Una publicación sobre la economía mundial realizada por la prestigiosa y muy conservadora revista británica The Economist4 llegaba a una conclusión similar cuando decía que las importaciones provenientes de los países en desarrollo representan una parte relativamente pequeña de las economías de los países desarrollados (menos del 5% del PIB de Alemania y Estados Unidos) y que la mayoría de los trabajos no calificados (más expuestos y vulnerables a desaparecer por la competencia extranjera), se encuentran en sectores no comerciales, lo que los protege de la competición internacional.
Además, la idea de que la globalización destruye empleos en los países industrializados parte de la premisa, no confirmada, de que los países del norte exportan mercancías ricas en capital e importan bienes abundantes en trabajo. Pero la mayoría de las naciones desarrolladas exportan más bienes intensivos en trabajo que los que compran en el exterior5.
En general, en los países desarrollados se pueden dividir a los trabajadores en tres sectores: los competitivos, ubicados en aquellas ramas de la producción intensivas en conocimiento y capital, que difícilmente pueden ser objeto de concurrencia por parte de los trabajadores en los países del sur; los expuestos, es decir los que laboran en unidades productivas similares a las de los países industrializados del sur, y los protegidos, que por lo general se desempeñan en dependencias estatales. El intercambio con los países de bajo salario expone a los trabajadores del segundo sector, pero deja incólume la influencia que se pueda ejercer en los otros dos. De esto se puede inferir que si el crecimiento del empleo fuera fuerte entre los competitivos y los protegidos, ello permitiría compensar la pérdida en el sector más expuesto, con lo que se contrarrestaría el desempleo y las desigualdades.

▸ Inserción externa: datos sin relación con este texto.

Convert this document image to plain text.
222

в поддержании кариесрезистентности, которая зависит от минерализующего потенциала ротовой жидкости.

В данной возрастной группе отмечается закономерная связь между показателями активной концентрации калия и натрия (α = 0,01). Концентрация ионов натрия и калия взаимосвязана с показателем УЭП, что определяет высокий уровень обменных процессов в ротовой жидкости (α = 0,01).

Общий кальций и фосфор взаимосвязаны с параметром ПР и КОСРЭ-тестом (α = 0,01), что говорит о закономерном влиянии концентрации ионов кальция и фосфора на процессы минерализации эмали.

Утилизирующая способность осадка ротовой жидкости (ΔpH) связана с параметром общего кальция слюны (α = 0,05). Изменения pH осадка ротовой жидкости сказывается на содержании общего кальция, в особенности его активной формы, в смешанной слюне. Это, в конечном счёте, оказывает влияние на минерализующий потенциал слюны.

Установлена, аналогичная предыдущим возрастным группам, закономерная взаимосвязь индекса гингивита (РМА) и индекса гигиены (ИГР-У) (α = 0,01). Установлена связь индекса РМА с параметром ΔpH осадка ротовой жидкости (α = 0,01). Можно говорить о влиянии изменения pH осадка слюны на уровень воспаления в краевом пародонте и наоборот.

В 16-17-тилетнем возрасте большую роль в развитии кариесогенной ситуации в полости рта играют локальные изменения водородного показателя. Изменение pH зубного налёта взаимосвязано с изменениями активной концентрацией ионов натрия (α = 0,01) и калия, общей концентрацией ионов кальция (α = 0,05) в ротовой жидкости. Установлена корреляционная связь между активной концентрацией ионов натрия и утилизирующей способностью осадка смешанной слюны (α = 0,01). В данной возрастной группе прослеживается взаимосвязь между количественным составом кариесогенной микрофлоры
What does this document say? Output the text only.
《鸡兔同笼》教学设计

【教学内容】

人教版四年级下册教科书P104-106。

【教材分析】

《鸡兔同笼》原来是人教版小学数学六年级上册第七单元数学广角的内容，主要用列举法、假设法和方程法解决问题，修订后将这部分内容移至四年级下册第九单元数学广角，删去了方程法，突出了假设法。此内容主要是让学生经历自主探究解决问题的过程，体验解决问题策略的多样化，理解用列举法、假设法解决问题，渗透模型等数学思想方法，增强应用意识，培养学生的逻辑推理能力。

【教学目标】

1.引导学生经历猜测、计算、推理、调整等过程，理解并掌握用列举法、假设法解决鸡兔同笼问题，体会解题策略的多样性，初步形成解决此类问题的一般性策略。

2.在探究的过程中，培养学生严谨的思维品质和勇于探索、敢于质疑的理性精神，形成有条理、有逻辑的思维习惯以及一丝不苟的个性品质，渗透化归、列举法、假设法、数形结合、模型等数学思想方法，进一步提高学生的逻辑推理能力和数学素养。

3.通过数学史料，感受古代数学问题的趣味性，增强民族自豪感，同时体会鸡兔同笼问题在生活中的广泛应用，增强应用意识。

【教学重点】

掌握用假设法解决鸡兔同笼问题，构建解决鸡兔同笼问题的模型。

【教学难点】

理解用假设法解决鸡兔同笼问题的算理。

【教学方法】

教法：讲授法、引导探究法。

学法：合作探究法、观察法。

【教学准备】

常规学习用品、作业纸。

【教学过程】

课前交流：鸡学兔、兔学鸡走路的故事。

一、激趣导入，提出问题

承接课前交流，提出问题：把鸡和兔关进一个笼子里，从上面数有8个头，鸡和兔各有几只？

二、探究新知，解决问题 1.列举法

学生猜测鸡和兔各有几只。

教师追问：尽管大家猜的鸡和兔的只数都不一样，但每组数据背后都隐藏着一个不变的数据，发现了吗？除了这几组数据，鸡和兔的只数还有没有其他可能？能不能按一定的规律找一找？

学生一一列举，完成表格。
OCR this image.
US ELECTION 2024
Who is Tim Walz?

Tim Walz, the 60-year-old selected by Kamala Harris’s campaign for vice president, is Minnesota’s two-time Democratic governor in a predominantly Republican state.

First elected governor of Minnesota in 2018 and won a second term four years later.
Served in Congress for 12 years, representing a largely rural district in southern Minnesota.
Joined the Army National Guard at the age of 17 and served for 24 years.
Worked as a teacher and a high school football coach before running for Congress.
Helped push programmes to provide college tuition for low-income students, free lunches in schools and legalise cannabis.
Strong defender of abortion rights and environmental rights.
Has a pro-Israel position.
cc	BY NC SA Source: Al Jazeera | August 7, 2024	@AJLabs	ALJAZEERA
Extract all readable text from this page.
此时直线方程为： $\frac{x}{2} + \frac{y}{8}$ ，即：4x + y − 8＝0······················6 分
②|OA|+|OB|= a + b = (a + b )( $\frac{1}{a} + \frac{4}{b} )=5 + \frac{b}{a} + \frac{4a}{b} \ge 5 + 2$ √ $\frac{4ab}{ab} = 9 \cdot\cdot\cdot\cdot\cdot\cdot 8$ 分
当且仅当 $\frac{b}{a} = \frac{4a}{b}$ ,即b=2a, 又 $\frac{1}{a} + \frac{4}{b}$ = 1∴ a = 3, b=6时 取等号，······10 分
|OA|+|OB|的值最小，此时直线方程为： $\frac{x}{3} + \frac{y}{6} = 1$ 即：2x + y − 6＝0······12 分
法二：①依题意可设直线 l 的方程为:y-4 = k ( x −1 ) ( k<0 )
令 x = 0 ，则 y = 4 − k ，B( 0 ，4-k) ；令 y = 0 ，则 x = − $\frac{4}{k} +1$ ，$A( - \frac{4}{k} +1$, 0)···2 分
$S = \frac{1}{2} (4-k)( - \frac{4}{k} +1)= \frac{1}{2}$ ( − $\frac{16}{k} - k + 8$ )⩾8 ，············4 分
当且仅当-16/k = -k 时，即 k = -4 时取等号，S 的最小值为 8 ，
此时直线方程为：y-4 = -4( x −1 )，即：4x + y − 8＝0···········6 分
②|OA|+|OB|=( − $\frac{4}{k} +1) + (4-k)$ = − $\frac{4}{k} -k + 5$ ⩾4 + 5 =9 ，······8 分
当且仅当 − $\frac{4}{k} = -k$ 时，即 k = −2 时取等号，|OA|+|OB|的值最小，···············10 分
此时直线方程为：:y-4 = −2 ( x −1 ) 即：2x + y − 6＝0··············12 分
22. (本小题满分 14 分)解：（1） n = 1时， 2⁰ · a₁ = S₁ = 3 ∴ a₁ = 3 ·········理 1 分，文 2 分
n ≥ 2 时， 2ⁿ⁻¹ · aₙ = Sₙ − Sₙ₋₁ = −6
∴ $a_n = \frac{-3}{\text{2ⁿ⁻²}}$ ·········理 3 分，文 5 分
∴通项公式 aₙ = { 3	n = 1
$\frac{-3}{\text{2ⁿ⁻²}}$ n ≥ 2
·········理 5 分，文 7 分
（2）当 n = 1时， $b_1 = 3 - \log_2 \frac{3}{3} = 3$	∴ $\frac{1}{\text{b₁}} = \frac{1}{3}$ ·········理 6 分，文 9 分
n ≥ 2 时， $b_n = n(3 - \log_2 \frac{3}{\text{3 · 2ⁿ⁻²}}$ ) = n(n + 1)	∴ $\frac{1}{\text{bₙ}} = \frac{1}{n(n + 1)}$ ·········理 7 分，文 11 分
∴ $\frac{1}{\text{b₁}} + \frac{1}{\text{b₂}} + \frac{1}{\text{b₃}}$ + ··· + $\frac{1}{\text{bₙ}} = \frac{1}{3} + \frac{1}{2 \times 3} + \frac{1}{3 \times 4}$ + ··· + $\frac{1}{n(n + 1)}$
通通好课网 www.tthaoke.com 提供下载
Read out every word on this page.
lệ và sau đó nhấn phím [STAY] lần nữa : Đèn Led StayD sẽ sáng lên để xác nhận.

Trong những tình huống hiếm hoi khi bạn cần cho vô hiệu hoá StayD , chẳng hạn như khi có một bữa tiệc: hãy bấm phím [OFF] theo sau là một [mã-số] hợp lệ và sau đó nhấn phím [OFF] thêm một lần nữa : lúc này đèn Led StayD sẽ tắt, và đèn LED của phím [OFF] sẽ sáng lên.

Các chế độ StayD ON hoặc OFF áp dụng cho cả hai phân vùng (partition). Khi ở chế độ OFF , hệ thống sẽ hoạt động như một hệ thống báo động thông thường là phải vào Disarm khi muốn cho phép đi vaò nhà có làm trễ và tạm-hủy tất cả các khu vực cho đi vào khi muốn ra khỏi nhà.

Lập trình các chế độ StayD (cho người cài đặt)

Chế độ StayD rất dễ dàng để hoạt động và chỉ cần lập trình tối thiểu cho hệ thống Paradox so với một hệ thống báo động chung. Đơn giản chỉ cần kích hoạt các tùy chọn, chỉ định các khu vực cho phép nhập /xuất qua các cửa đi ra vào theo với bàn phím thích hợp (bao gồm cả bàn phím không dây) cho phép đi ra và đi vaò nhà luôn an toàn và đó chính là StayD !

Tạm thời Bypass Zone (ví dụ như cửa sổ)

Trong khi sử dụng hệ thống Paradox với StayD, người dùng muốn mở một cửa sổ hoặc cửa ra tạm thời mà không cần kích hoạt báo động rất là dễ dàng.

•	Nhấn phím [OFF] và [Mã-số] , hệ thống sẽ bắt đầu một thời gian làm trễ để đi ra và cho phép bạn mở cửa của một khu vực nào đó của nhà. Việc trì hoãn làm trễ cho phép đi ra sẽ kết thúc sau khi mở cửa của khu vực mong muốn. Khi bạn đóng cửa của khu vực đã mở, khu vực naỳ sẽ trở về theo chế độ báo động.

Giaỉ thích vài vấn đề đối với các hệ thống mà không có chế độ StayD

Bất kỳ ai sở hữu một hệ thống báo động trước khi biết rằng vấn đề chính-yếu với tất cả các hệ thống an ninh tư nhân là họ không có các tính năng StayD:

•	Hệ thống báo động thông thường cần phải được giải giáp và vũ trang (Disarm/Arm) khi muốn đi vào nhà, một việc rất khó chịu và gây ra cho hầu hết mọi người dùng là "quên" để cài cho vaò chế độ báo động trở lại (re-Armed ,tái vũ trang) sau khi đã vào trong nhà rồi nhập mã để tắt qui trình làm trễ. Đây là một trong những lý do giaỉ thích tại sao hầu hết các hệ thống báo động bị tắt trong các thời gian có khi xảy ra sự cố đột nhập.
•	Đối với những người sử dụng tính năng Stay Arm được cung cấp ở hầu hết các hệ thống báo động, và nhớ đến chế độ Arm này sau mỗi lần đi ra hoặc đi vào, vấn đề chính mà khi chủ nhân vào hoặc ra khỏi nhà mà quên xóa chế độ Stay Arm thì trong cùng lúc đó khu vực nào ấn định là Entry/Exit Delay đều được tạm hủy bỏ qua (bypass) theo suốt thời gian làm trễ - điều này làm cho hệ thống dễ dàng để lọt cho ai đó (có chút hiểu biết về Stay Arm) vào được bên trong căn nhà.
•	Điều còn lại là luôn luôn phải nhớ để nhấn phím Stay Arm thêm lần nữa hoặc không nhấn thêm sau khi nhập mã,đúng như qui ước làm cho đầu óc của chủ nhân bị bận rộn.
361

En síntesis, como oportunamente señala Daniel Cohen, ”los términos empleados para describir el comercio con los países pobres, deslocalización, competencia desleal, parecen justos, pero no por la realidad que pretenden describir, sino simplemente porque conviene a la nueva realidad del capitalismo. Ha sido bajo el peso de sus propias transformaciones que se abre de modo brutal el capitalismo. Unidades de producción más pequeñas y homogéneas, una tendencia progresiva a subcontratar y a la profesionalización de las labores, que desecha a los trabajadores menos calificados. Estas tendencias le deben poco a la globalización”6. Estos desajustes son más bien el resultado de la dinámica que ha adquirido el capitalismo en su fase transnacional.
Este nuevo capitalismo, basado en un esquema flexible de acumulación7, se traduce en significativos cambios en los procesos laborales, de producción y formas de consumo. El encarecimiento del capital, el acortamiento del ciclo de producción y las altas inversiones en investigaciones impulsaron a las empresas a buscar nuevos mercados en el exterior para amortizar las altas inversiones y acrecentar los beneficios. Con ello, la anterior inclinación de las empresas de producir para un mercado interno se sustituyó por la producción para los mercados mundiales. El aumento de volumen de capital que requerían las nuevas inversiones, debido a la aceleración del cambio tecnológico y la reducción del tiempo útil de la producción, determinó que la capacidad adquisitiva en el mercado nacional no bastara para amortizar estas elevadas inversiones. La internacionalización, de esa manera, se convirtió en un requisito para la sobrevivencia de las empresas y para mantener la competitividad de las economías nacionales.
A ello cabría agregar que la reubicación de las actividades productivas en los países periféricos que está acabando con la solidez de las relaciones de trabajo en los países desarrollados no es una práctica completamente nueva e inédita en la historia del capitalismo. Más bien puede considerarse que constituye una reedición de antiguas prácticas, como por ejemplo cuando los comerciantes rompieron con el monopolio de las corporaciones por medio de la relocalización de las actividades manufactureras en el campo y en las pequeñas ciudades.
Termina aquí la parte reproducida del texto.